Jusqu’à présent, la France a toujours refusé de rapatrier ses ressortissants, considérant qu’ils devaient être jugés là où ils avaient commis leurs crimes. Le président américain, Donald Trump, s’en est plaint sur Twitter, avec acidité. Le gouvernement irakien ayant décidé de ne plus récupérer ces prisonniers pour les traduire devant les tribunaux, l’équation s’est compliquée. Elle est devenue explosive, si les FDS n’assurent plus le contrôle du terrain.

«Les Kurdes pourraient transmettre la gestion des camps aux forces syriennes loyalistes», explique Alain Rodier, directeur de recherche au sein du Centre français de recherche sur le renseignement (CF2R). Si c’est le cas, Damas bénéficiera alors d’un instrument de négociation très puissant pour faire pression sur la France. Si les terroristes tombaient entre les mains des autorités turques, c’est Ankara qui disposerait d’un tel levier. Dernière option, les djihadistes pourraient profiter du chaos pour s’échapper de leur prison.

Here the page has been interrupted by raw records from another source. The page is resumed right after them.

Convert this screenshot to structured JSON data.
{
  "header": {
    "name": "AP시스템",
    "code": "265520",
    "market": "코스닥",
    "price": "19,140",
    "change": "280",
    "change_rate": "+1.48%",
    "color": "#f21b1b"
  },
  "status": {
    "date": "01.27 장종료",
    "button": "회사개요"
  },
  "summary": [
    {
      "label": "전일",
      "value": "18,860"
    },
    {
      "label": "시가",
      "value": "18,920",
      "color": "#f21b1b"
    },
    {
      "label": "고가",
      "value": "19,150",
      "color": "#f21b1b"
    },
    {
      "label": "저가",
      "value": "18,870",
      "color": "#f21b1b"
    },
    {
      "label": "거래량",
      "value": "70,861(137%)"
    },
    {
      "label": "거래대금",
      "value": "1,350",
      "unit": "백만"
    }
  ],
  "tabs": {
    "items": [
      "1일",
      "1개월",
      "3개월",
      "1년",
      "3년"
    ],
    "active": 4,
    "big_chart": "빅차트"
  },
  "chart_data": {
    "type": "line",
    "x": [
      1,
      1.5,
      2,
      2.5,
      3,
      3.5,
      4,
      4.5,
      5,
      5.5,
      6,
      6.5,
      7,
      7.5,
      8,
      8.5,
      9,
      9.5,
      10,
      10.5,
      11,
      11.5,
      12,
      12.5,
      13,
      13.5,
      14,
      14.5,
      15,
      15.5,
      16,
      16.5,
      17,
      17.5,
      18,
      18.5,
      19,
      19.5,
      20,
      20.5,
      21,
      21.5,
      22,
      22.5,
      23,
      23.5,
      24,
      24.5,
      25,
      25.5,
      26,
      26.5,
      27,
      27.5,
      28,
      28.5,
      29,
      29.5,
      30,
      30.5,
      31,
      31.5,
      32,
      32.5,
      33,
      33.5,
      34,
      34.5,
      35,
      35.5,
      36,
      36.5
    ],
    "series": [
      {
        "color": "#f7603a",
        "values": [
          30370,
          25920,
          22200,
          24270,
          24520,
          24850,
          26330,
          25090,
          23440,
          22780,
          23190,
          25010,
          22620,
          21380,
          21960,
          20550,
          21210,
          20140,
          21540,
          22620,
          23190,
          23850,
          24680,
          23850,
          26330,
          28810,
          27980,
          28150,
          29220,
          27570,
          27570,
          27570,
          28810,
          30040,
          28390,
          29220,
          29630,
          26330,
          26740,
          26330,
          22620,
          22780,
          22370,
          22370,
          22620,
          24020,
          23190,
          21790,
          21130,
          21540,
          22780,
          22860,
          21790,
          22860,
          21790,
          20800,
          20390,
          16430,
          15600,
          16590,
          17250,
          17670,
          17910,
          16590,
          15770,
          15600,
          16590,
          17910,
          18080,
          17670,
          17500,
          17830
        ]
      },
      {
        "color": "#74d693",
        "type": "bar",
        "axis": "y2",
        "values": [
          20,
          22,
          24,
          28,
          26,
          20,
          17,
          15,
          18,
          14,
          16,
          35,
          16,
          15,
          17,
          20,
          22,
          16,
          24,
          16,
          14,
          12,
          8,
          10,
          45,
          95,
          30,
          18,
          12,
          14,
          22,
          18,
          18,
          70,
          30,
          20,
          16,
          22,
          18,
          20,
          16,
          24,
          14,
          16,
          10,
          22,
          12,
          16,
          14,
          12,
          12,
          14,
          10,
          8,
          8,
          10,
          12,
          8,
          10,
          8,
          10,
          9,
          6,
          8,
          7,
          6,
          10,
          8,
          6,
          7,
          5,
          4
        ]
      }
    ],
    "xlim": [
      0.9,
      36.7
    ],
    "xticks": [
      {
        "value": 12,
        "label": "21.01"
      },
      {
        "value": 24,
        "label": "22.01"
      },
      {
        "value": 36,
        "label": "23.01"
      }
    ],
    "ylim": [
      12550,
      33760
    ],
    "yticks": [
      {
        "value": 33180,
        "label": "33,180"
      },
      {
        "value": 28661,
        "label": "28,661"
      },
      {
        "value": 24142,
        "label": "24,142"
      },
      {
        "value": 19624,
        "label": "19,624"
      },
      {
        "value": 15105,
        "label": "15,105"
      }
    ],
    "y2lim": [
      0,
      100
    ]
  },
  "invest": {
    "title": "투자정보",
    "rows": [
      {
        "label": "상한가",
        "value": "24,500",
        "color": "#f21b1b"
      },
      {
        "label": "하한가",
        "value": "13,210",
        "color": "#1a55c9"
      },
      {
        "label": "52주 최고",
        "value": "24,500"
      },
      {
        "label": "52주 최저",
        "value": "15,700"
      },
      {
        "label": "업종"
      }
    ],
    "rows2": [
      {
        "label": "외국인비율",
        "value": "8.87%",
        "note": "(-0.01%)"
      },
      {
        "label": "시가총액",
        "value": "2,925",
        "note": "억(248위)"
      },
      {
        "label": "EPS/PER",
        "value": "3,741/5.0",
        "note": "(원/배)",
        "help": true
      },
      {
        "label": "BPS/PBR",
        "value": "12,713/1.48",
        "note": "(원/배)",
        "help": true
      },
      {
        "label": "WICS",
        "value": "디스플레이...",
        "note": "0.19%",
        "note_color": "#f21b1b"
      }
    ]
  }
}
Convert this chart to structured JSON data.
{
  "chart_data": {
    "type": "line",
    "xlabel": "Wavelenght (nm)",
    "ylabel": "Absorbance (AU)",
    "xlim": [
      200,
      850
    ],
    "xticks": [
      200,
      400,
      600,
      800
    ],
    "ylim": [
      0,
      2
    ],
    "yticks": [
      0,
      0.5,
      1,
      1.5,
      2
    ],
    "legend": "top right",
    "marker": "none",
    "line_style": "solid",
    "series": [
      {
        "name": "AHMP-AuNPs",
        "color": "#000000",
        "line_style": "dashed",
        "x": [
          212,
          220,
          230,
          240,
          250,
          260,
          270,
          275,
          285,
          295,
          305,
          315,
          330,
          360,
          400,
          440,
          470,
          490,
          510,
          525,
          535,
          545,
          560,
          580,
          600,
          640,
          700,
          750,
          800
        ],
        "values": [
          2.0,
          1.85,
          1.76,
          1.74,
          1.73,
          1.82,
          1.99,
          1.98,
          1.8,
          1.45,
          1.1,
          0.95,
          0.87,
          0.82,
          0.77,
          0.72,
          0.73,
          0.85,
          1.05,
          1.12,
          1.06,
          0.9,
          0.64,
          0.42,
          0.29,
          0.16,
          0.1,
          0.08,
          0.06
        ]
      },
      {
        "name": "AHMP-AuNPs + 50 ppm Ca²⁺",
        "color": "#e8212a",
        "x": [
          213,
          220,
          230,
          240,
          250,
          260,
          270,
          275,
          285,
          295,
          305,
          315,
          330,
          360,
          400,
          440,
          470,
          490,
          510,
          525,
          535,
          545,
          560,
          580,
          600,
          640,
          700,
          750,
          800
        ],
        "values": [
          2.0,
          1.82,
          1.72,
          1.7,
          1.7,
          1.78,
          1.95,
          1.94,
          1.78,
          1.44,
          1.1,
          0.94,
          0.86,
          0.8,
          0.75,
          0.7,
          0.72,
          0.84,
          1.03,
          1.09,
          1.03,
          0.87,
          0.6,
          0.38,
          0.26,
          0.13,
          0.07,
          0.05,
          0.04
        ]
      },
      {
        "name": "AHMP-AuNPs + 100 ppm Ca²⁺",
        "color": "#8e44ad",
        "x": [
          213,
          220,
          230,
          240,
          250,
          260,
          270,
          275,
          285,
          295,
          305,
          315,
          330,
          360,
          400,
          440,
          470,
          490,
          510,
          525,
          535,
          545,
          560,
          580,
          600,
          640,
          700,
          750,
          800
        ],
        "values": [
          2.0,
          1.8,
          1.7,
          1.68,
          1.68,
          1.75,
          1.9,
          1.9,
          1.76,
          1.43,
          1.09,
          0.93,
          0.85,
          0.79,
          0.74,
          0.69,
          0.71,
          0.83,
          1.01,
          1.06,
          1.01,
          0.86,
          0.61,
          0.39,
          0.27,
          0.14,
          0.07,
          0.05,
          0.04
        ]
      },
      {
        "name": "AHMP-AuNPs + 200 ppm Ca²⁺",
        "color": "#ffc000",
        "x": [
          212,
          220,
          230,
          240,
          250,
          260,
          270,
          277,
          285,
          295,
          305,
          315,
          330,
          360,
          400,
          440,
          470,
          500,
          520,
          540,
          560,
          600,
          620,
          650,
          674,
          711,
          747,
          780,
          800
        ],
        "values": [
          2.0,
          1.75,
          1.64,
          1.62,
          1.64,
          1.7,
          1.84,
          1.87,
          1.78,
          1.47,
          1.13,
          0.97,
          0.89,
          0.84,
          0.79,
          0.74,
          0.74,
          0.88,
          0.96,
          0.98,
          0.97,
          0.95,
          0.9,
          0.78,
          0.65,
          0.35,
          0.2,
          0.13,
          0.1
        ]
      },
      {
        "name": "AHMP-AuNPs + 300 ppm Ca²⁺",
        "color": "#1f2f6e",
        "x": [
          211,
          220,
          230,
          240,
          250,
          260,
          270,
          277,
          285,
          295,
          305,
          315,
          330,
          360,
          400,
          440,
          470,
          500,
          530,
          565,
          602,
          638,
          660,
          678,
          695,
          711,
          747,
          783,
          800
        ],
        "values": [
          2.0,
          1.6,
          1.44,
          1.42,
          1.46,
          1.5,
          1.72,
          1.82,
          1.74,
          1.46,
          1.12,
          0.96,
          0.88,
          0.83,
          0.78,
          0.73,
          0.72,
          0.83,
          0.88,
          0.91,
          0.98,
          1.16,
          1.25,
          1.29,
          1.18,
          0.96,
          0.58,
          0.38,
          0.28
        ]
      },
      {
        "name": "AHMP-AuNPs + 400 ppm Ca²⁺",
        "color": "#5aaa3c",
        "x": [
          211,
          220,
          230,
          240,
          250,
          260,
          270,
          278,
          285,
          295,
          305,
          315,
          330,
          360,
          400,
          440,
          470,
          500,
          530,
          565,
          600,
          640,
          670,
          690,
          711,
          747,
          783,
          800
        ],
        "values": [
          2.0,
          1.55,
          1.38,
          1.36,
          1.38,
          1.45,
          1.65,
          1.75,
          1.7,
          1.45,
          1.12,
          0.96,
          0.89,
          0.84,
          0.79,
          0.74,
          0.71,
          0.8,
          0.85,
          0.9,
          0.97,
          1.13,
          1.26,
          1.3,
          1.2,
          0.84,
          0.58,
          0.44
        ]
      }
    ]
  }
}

Aucun choix n’est sans risque pour les terroristes. Reprendre le chemin de l’Europe, où ils sont recherchés, serait particulièrement périlleux

«Ils pourraient alors décider de rejoindre le maquis de Daech en Syrie ou en Irak, de revenir en Europe ou de rejoindre d’autres théâtres en Afrique ou en Asie», poursuit Alain Rodier. Aucun choix n’est sans risque pour les terroristes. Reprendre le chemin de l’Europe, où ils sont recherchés, serait particulièrement périlleux. Mais cette menace pour la France demeure réelle. Côté turc, on soupçonne aussi les Kurdes de libérer des prisonniers de l’état islamique pour «semer le chaos».

Lundi, Donald Trump a aussi accusé les forces kurdes d’avoir volontairement laissé s’échapper des djihadistes pour forcer les États-Unis à «s’impliquer». Dimanche, les troupes kurdes ont affirmé que 800 proches de djihadistes avaient fui d’un des camps.